5029023-63.2019.4.04.9999
40002423731 .V4


Conferência de autenticidade emitida em 19/05/2021 04:01:46.

Poder Judiciário
Tribunal Regional Federal da 4ª Região

EXTRATO DE ATA DA SESSÃO Virtual DE 04/05/2021 A 11/05/2021

Apelação/Remessa Necessária Nº 5029023-63.2019.4.04.9999/RS

RELATORA: Juíza Federal GISELE LEMKE

PRESIDENTE: Desembargador Federal OSNI CARDOSO FILHO

PROCURADOR(A): CARLOS EDUARDO COPETTI LEITE

APELANTE: INSTITUTO NACIONAL DO SEGURO SOCIAL - INSS

APELADO: AFONSO CESAR DOS REIS

ADVOGADO: VALDIR MARQUES DA ROSA (OAB RS059248)

Certifico que este processo foi incluído na Pauta da Sessão Virtual, realizada no período de 04/05/2021, às 00:00, a 11/05/2021, às 14:00, na sequência 463, disponibilizada no DE de 23/04/2021.

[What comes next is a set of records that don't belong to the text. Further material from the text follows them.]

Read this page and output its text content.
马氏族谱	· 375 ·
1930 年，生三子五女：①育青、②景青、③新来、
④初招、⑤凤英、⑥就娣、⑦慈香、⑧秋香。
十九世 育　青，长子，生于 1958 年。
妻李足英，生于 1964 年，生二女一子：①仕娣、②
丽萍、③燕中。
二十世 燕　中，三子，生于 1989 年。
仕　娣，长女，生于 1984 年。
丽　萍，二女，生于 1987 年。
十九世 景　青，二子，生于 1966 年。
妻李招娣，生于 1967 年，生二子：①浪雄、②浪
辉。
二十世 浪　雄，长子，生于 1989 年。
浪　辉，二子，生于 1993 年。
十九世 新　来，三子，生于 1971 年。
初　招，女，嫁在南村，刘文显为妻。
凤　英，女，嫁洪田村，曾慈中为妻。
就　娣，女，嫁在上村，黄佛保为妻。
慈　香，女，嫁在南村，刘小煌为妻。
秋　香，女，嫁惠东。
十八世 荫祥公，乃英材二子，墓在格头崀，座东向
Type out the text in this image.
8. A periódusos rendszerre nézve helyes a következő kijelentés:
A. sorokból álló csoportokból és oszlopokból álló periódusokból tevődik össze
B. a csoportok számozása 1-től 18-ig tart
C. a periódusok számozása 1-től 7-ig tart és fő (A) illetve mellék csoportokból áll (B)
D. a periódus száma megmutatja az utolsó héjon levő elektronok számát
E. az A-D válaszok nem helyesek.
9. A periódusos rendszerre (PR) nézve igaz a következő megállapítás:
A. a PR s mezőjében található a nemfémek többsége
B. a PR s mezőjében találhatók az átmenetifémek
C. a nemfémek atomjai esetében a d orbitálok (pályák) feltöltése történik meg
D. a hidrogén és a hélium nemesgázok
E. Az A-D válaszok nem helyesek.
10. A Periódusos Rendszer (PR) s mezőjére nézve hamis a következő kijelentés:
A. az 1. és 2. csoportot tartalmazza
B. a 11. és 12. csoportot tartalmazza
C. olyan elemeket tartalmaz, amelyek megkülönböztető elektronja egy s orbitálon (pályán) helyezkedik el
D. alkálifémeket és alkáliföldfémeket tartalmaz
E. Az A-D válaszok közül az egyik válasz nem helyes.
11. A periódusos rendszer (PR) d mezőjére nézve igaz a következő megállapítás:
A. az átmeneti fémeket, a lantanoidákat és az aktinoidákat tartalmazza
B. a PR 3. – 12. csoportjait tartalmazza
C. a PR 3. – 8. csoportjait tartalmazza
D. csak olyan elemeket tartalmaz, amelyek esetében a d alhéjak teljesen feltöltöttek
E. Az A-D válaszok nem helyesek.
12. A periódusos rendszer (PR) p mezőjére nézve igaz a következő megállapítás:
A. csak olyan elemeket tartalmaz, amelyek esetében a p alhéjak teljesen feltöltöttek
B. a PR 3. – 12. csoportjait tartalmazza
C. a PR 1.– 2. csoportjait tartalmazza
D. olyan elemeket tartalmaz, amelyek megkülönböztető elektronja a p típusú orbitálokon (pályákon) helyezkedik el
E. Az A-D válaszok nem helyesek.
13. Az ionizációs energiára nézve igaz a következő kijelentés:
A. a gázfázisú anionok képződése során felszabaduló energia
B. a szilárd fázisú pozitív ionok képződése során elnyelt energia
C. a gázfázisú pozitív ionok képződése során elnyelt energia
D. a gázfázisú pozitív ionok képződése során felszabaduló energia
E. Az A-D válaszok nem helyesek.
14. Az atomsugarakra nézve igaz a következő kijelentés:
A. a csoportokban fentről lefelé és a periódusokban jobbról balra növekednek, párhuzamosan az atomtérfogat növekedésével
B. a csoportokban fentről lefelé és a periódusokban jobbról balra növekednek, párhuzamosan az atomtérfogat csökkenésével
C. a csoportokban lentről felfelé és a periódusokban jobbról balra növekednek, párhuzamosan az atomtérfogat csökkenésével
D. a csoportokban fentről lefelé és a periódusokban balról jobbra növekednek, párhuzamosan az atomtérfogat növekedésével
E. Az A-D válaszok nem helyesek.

Certifico que a 5ª Turma, ao apreciar os autos do processo em epígrafe, proferiu a seguinte decisão:

A 5ª TURMA DECIDIU, POR UNANIMIDADE, DAR PARCIAL PROVIMENTO AO RECURSO DO INSS E, DE OFÍCIO, APLICAR O INPC COMO ÍNDICE DE CORREÇÃO MONETÁRIA E ISENTAR O INSS DO PAGAMENTO DE CUSTAS PROCESSUAIS.

RELATORA DO ACÓRDÃO: Juíza Federal GISELE LEMKE

Votante: Juíza Federal GISELE LEMKE

Votante: Desembargador Federal OSNI CARDOSO FILHO

Votante: Juiz Federal ALTAIR ANTONIO GREGORIO

LIDICE PEÑA THOMAZ

Secretária



Conferência de autenticidade emitida em 19/05/2021 04:01:46.